What is Talmud Tweets? A short, personal take on a page of Talmud - every day!

For several years now, I have been following the tradition of "Daf Yomi" - reading a set page of Talmud daily. With the start of a new 7 1/2 year cycle, I thought I would share a taste of what the Talmud offers, with a bit of personal commentary included. The idea is not to give a scholarly explanation. Rather, it is for those new to Talmud to give a little taste - a tweet, as it were - of the richness of this text and dialogue it contains. The Talmud is a window into a style of thinking as well as the world as it changed over the centuries of its compilation.

These are not literal "tweets" - I don't limit myself to 140 characters. Rather, these are intended to be short, quick takes - focusing in on one part of a much richer discussion. Hopefully, I will pique your interest.
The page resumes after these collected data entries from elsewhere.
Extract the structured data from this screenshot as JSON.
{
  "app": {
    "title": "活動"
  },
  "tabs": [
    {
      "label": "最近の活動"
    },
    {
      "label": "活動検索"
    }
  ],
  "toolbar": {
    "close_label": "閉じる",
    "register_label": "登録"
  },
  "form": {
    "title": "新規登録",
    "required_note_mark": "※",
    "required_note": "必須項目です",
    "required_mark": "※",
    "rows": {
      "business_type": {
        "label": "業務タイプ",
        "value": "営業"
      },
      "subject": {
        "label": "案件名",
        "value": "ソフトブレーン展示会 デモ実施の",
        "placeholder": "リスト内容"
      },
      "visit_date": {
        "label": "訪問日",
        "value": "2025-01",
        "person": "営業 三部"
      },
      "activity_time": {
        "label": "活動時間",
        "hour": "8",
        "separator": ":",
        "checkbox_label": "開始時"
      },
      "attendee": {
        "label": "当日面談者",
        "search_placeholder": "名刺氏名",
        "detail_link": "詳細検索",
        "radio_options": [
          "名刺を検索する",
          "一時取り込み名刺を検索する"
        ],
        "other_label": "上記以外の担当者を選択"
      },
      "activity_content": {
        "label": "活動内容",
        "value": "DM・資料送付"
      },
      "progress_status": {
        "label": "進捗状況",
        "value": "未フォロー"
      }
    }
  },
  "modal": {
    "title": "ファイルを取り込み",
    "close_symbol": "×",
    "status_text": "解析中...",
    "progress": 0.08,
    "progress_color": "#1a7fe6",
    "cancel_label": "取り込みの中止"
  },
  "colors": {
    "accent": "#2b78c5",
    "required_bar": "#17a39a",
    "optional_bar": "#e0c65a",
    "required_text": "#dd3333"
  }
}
As Hillel says: "Go and study it!" (Shabbat 31a)

Saturday, December 8, 2012

Shabbat 66 – Wooden Legs and Wooden Shoes



MISHNAH. A STUMP-LEGGED PERSON (HaKita) MAY GO FORTH WITH HIS WOODEN STUMP: THIS IS R. MEIR'S VIEW, WHILE R. JOSE FORBIDS IT.  . . ONE MAY GO OUT (WITH LEATHER SUPPORTS FOR THE STUMP) ON THE SABBATH, AND ENTER THE TEMPLE COURT WHILST WEARING THEM.

There is some confusion of who permits and who forbids the wearing of artificial limbs in public on Shabbat. But it is an interesting addition about wearing them in the Temple court. Shoes were not allowed there. So is the wooden leg and leather support a “shoe”?

Another text is found in which a wooden shoe is shown to be acceptable for halitzah – the ceremony in which a widow takes the shoe off her deceased husband’s brother to show she does not accept him as a new husband (Deut. 25:5-9).

The law is reversed about wearing wooden legs in the Temple court. They are forbidden.

Besides the practical (how does this person ever go up to the Temple mount without his wooden legs?) it is interesting to see the law reversed in this way.